The Canadian Stock Exchange, nor its regulation service provider, accept responsibility for the adequacy or accuracy of this news release.

FORWARD LOOKING STATEMENTS:

All information contained in this news release with respect to the Company and Kayan Health was supplied by the parties, respectively, for inclusion herein, and the Company and its respective directors and officers have relied on Kayan Health for any information concerning such party.

This news release does not constitute an offer to sell or a solicitation of an offer to sell any of the securities in the United States. The securities have not been and will not be registered under the U.S. Securities Act or any state securities laws and may not be offered or sold within the United States or to U.S. Persons unless registered under the U.S. Securities Act and applicable state securities laws or an exemption from such registration is available.

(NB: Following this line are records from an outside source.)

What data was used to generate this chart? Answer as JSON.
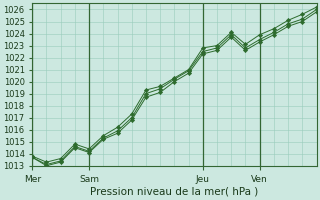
{
  "title": "Pression niveau de la mer( hPa )",
  "ylim": [
    1013,
    1026.5
  ],
  "yticks": [
    1013,
    1014,
    1015,
    1016,
    1017,
    1018,
    1019,
    1020,
    1021,
    1022,
    1023,
    1024,
    1025,
    1026
  ],
  "day_labels": [
    "Mer",
    "Sam",
    "Jeu",
    "Ven"
  ],
  "day_positions": [
    0,
    4,
    12,
    16
  ],
  "xlim": [
    0,
    20
  ],
  "background_color": "#cce8e0",
  "grid_color": "#99ccbb",
  "line_color": "#2d6b2d",
  "marker_color": "#2d6b2d",
  "axis_color": "#336633",
  "text_color": "#1a3a1a",
  "series1_x": [
    0,
    1,
    2,
    3,
    4,
    5,
    6,
    7,
    8,
    9,
    10,
    11,
    12,
    13,
    14,
    15,
    16,
    17,
    18,
    19,
    20
  ],
  "series1_y": [
    1013.8,
    1013.3,
    1013.6,
    1014.8,
    1014.4,
    1015.5,
    1016.2,
    1017.3,
    1019.3,
    1019.6,
    1020.3,
    1021.0,
    1022.8,
    1023.0,
    1024.1,
    1023.1,
    1023.9,
    1024.4,
    1025.1,
    1025.6,
    1026.2
  ],
  "series2_x": [
    0,
    1,
    2,
    3,
    4,
    5,
    6,
    7,
    8,
    9,
    10,
    11,
    12,
    13,
    14,
    15,
    16,
    17,
    18,
    19,
    20
  ],
  "series2_y": [
    1013.7,
    1013.1,
    1013.4,
    1014.6,
    1014.2,
    1015.3,
    1015.9,
    1017.0,
    1019.0,
    1019.4,
    1020.2,
    1020.9,
    1022.5,
    1022.8,
    1023.9,
    1022.8,
    1023.5,
    1024.1,
    1024.8,
    1025.2,
    1026.0
  ],
  "series3_x": [
    0,
    1,
    2,
    3,
    4,
    5,
    6,
    7,
    8,
    9,
    10,
    11,
    12,
    13,
    14,
    15,
    16,
    17,
    18,
    19,
    20
  ],
  "series3_y": [
    1013.7,
    1013.0,
    1013.3,
    1014.5,
    1014.1,
    1015.2,
    1015.7,
    1016.8,
    1018.7,
    1019.1,
    1020.0,
    1020.7,
    1022.3,
    1022.6,
    1023.7,
    1022.6,
    1023.3,
    1023.9,
    1024.6,
    1025.0,
    1025.8
  ]
}
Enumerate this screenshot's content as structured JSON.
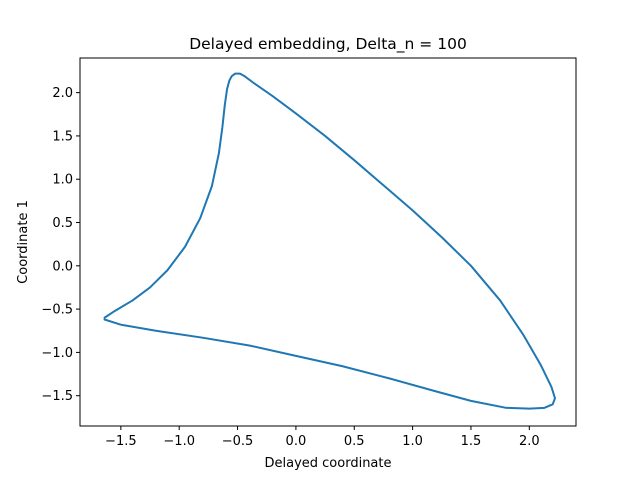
{
  "chart_data": {
    "type": "line",
    "title": "Delayed embedding, Delta_n = 100",
    "xlabel": "Delayed coordinate",
    "ylabel": "Coordinate 1",
    "xlim": [
      -1.85,
      2.4
    ],
    "ylim": [
      -1.85,
      2.4
    ],
    "xticks": [
      -1.5,
      -1.0,
      -0.5,
      0.0,
      0.5,
      1.0,
      1.5,
      2.0
    ],
    "xtick_labels": [
      "−1.5",
      "−1.0",
      "−0.5",
      "0.0",
      "0.5",
      "1.0",
      "1.5",
      "2.0"
    ],
    "yticks": [
      -1.5,
      -1.0,
      -0.5,
      0.0,
      0.5,
      1.0,
      1.5,
      2.0
    ],
    "ytick_labels": [
      "−1.5",
      "−1.0",
      "−0.5",
      "0.0",
      "0.5",
      "1.0",
      "1.5",
      "2.0"
    ],
    "grid": false,
    "color": "#1f77b4",
    "series": [
      {
        "x": [
          -1.64,
          -1.55,
          -1.4,
          -1.25,
          -1.1,
          -0.95,
          -0.82,
          -0.72,
          -0.66,
          -0.63,
          -0.61,
          -0.59,
          -0.57,
          -0.55,
          -0.52,
          -0.48,
          -0.44,
          -0.35,
          -0.2,
          0.0,
          0.25,
          0.5,
          0.75,
          1.0,
          1.25,
          1.5,
          1.75,
          1.95,
          2.1,
          2.19,
          2.22,
          2.2,
          2.13,
          2.0,
          1.8,
          1.5,
          1.2,
          0.8,
          0.4,
          0.0,
          -0.4,
          -0.8,
          -1.2,
          -1.5,
          -1.64
        ],
        "y": [
          -0.6,
          -0.52,
          -0.4,
          -0.25,
          -0.05,
          0.22,
          0.55,
          0.92,
          1.3,
          1.6,
          1.85,
          2.04,
          2.14,
          2.19,
          2.22,
          2.22,
          2.19,
          2.1,
          1.96,
          1.76,
          1.5,
          1.22,
          0.93,
          0.64,
          0.33,
          0.0,
          -0.4,
          -0.8,
          -1.15,
          -1.4,
          -1.53,
          -1.6,
          -1.64,
          -1.65,
          -1.64,
          -1.56,
          -1.45,
          -1.3,
          -1.16,
          -1.04,
          -0.92,
          -0.83,
          -0.75,
          -0.68,
          -0.62
        ]
      }
    ]
  }
}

This release includes certain statements that may be deemed “forward-looking statements”. All statements in this release, other than statements of historical facts, that address events or developments that the Company expects to occur, are forward-looking statements. Forward-looking statements are statements that are not historical facts and are generally, but not always, identified by the words “expects”, “plans”, “anticipates”, “believes”, “intends”, “estimates”, “projects”, “potential” and similar expressions, or that events or conditions “will”, “would”, “may”, “could” or “should” occur. Although the Company believes the expectations expressed in such forward-looking statements are based on reasonable assumptions, such statements are not guarantees of future performance and actual results may differ materially from those in the forward-looking statements. Factors that could cause the actual results to differ materially from those in forward-looking statements include market prices, continued availability of capital and financing, and general economic, market or business conditions. Investors are cautioned that any such statements are not guarantees of future performance and actual results or developments may differ materially from those projected in the forward-looking statements. Forward-looking statements are based on the beliefs, estimates and opinions of the Company’s management on the date the statements are made. Except as required by applicable securities laws, the Company undertakes no obligation to update these forward-looking statements in the event that management’s beliefs, estimates or opinions, or other factors, should change.